The lawsuit is based on the premise that once that happens, the Constitution empowers the vice president to unilaterally decide whether to count the 11 electoral votes for Biden from Arizona or instead accept an alternate βslateβ chosen by Republicans in an unofficial and unsanctioned meeting, who would vote for Trump.
Ward would be just as happy if Pence were to reject both slates from Arizona and other states.
That would throw the decision to the U.S. House, where each state gets only one vote, a point Ward herself emphasized by noting there are more states with Republican-controlled delegations than with Democrats in the majority.
Coghlan told the judge there are other problems with the lawsuit.
He said that Ward and the other nonofficial Arizona βelectorsβ β she is one of them β claim they have a right to sue because of a βtheoretical injury in the debasement of their votes.β
But Coghlan said that even if the judge were to rule that Pence has certain powers, that doesnβt guarantee that they will get the outcome they want.
βThey do not seek an order requiring that the presidential election be resolved by the House of Representatives, or that the Republican electorsβ votes from Arizona be counted,β Coghlan said.
Finally, he noted that Pence is being sued in his capacity as presiding officer of the Senate.
But Coghlan noted that the U.S. Constitution prohibits other branches of government from questioning Congress in connection with βlegislative acts.β
Ward and her allies had hoped Pence would not oppose the lawsuit, potentially allowing the judge to simply enter an order against him.

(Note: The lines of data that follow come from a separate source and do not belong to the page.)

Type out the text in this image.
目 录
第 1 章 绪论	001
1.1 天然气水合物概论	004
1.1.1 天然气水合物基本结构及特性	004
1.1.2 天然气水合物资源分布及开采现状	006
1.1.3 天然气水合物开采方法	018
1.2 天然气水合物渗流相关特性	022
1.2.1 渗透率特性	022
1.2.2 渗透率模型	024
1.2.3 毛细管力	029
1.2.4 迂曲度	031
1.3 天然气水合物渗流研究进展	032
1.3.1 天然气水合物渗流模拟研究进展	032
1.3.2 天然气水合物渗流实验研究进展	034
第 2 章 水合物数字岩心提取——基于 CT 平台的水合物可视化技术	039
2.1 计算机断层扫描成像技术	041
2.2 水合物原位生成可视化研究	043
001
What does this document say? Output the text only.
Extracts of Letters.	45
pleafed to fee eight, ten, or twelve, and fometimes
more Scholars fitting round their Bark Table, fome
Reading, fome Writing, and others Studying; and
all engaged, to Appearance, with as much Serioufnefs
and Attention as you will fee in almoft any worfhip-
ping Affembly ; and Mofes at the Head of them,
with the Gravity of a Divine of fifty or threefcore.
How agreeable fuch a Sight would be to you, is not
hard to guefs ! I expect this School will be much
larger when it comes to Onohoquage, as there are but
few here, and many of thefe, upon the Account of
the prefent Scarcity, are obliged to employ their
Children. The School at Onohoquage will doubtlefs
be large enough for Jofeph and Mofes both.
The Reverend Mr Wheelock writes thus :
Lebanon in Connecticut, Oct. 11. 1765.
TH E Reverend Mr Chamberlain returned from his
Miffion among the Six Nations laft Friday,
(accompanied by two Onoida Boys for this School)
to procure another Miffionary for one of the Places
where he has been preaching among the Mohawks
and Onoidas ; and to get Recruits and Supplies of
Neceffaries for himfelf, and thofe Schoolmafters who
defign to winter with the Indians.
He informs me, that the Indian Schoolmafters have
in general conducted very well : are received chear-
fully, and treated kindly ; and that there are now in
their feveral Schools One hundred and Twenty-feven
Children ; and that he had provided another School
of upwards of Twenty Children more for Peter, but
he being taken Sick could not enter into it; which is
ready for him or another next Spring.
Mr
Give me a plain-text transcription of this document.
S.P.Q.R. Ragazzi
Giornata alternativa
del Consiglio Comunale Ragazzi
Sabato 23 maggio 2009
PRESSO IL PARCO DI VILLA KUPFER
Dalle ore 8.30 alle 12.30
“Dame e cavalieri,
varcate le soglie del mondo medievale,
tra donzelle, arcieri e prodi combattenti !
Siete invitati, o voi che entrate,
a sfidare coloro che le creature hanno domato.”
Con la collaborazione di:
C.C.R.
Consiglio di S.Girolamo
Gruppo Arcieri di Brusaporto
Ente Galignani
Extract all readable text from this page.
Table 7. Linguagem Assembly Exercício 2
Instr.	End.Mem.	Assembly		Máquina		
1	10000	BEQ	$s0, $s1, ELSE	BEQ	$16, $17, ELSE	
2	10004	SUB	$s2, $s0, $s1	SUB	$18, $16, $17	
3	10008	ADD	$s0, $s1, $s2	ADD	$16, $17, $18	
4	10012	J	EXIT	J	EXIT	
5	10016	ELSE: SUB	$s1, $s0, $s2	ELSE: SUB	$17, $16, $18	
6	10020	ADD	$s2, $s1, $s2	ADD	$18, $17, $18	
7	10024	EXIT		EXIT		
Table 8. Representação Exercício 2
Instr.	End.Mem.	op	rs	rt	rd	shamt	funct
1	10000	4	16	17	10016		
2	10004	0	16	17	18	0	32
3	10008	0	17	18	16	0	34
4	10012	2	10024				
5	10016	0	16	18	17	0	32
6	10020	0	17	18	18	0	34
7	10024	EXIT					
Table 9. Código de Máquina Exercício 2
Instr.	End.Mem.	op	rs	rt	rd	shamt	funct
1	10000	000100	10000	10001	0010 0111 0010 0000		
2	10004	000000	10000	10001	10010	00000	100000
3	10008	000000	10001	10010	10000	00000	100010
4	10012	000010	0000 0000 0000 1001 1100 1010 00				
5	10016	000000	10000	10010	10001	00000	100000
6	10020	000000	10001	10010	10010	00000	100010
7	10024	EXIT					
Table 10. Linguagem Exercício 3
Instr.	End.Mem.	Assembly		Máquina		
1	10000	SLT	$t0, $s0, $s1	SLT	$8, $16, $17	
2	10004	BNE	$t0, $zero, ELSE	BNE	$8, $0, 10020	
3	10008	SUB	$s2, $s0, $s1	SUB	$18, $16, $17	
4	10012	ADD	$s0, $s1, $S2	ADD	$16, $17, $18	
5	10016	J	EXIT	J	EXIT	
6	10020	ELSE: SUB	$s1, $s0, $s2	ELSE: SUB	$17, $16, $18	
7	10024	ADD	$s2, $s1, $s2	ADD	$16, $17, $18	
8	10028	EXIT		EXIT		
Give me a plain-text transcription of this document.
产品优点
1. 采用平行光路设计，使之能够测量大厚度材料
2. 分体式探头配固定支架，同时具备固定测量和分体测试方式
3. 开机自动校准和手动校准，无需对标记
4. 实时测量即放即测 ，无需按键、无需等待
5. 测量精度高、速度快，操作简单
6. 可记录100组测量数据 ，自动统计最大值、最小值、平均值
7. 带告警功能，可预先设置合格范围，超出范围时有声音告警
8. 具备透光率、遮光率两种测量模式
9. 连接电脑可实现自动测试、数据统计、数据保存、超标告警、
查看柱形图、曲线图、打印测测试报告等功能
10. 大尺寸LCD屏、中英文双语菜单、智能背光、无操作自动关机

In paperwork filed earlier this week, William L. Sessions, the lead attorney for those filing suit, acknowledged that he had a teleconference with Penceβs council in βa meaningful attempt to resolve the underlying legal issues by agreement,β complete with telling the vice presidentβs lawyers he would sue if there was no deal.
βThose discussions were not successful in reaching an agreement and this lawsuit was filed,β Sessions wrote.
There are two other cases pending before the U.S. Supreme Court.
One, by all 11 Republican βelectors,β contains various allegations of fraud and misconduct they claim should require the official count of the Arizona vote be thrown out.
That case was dismissed by U.S. District Judge Diane Humetewa, who said the allegations βfail in their particularity and plausibility.β
Ward has a separate case before the nationβs high court in which she contends she was denied her legal right to inspect all the ballots cast in the general election so she could properly prepare her claim that the results are not valid.